Hiçbir keresinde tehlikeyi göze alman gerekmedi, çünkü yerinde bir seçme yapmayı biliyordun ve temizlik kamyonları gelene kadar, o süre içinde, tertemiz bir boşluğu andıran bir şey açılıyordu önünde, umuda bile yer tanıyan bir boşluk. Uzaktan kendi çizimine bakarken, yoldan geçenlerin de ona kaçamak bir bakış attıklarını görüyordun, kimse, tam önünde durmuyordu tabii, ama bakmadan geçen yoktu, bazen iki renkle soyut bir düzenleme, bir kuşun yandan görünüşü ya ela birbirine sıkı sıkı sarılmış iki beden. Bir keresinde kara tebeşirle şöyle yazmıştın duvara :
BENİM DE İÇİM YANIYOR
İki saat bile kalmadı yerinde, aynı gün polisler elleriyle yazını yok ettiler. Sonraları yalnızca çizimlerle sürdürdün. Seninkinin yanı başında bir başkasının çizimi belirdiğinde, nerdeyse korkuya kapılmıştın, ansızın tehlike iki kata çıkmıştı, demek senin gibi biri, tutuklanmanın, belki de daha beter bir felâketin eşiğindeyken, birazcık eğlenmekten kendini alamamıştı ve o kişi -sanki daha önemsizmiş gibi- kadındı. Bunu kendine kanıtlayamadın, ama apaçık tanıtlardan çok farklı, daha açıklayıcı bir şey vardı : Özel bir çizgi, sıcak renklere düşkünlük, bir buğu. Kim bilir, belki de sokaklarda tek başına yürüdüğünden denge yaratmak için yapmıştın bu yakıştırmayı; o kadını beğeniyordun, onun adına korkuyordun, nasılsa arkası gelmez diye umutlanıyordun, ama bir keresinde, senin çiziminin yanıbaşına çizdiklerini gördüğünde az kalsın paçayı kurtaramayacaktın, içinden bir kahkaha atmak geldi, polisleri kör ya da budala yerine koyup orada dikilmek.

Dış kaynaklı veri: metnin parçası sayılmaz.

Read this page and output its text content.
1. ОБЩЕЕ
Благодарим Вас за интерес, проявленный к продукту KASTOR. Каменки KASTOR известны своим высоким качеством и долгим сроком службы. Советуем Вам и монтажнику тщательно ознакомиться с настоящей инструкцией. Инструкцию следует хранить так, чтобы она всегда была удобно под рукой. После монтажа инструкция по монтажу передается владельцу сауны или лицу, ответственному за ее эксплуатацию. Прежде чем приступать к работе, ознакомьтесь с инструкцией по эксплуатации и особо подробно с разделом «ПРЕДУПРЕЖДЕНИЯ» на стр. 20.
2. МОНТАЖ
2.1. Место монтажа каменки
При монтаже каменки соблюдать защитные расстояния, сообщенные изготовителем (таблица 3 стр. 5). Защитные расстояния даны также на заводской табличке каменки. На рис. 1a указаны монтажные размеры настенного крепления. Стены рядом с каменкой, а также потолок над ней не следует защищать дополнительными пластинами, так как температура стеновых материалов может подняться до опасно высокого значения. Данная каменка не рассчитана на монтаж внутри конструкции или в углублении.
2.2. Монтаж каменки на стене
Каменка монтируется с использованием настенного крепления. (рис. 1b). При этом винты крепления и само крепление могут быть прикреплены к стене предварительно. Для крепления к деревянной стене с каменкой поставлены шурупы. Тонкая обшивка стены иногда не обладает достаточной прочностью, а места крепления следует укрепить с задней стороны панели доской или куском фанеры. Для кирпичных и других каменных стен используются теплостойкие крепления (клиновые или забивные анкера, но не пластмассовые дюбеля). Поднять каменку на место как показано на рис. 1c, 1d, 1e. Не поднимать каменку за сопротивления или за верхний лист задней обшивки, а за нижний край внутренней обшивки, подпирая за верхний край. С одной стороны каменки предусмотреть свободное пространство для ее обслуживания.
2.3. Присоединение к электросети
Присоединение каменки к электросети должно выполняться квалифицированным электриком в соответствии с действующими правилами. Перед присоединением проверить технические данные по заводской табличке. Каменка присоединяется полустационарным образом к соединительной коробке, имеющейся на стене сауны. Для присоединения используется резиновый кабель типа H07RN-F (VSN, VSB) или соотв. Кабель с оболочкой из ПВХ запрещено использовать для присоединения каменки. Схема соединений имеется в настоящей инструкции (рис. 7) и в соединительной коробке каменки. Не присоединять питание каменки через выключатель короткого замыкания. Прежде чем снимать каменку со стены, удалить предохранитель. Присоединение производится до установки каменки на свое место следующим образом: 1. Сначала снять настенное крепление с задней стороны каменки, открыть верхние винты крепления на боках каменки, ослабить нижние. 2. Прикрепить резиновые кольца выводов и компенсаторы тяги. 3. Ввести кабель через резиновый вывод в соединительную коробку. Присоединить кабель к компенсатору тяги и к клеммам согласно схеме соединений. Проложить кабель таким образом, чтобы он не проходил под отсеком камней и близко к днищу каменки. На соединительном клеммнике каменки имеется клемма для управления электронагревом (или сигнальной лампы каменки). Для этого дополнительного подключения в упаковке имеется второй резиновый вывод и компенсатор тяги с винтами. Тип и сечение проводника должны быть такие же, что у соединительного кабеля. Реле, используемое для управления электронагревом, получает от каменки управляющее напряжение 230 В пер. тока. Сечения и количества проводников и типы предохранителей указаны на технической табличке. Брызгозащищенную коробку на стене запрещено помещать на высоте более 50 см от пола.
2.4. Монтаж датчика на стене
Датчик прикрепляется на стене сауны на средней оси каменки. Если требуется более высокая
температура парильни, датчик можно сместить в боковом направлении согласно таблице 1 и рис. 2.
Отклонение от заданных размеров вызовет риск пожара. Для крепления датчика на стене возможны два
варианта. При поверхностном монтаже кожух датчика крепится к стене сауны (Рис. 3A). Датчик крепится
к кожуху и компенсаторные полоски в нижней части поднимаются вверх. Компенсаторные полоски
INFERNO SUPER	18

Bir gece onun tek başına duran bir çizimini gördün; kırmızı-mavi tebeşirle bir garaj kapısına çizmişti, kurtların kemirdiği tahtadan ve çivilerden yararlanmıştı. Her zamankinden daha çok oydu -çizgileriyle, renkleriyle-, aynı zamanda bir sesleniş, bir soru gibi geldi sana, bir çağrı gibi. Gün ağarırken döndün, devriyelerin sessiz (temizlik harekâtı hızını yitirdiğinde, ve kapının geri kalan bölümde yelkenleri, dalgakıranlarıyla, bir deniz görünümü çizdin şipşak; yakından bakmayan biri rastgele biri çizgi oyunu sanabilirdi, ama o nasıl bakacağını bilecekti nasılsa. O gece, iki polisin elinden dar kurtuldun, odanda bardak bardak cin içerek onunla konuştun, aklına her geleni söyledin ona, sesle yapılmış başka bir çizim gibi yelkenleriyle BAŞKA BİR LİMAN, onu esmer, suskun bir kadın olarak getirdin gözlerinin önüne, ona dudak ve meme yakıştırdın, birazcık aşık oldun.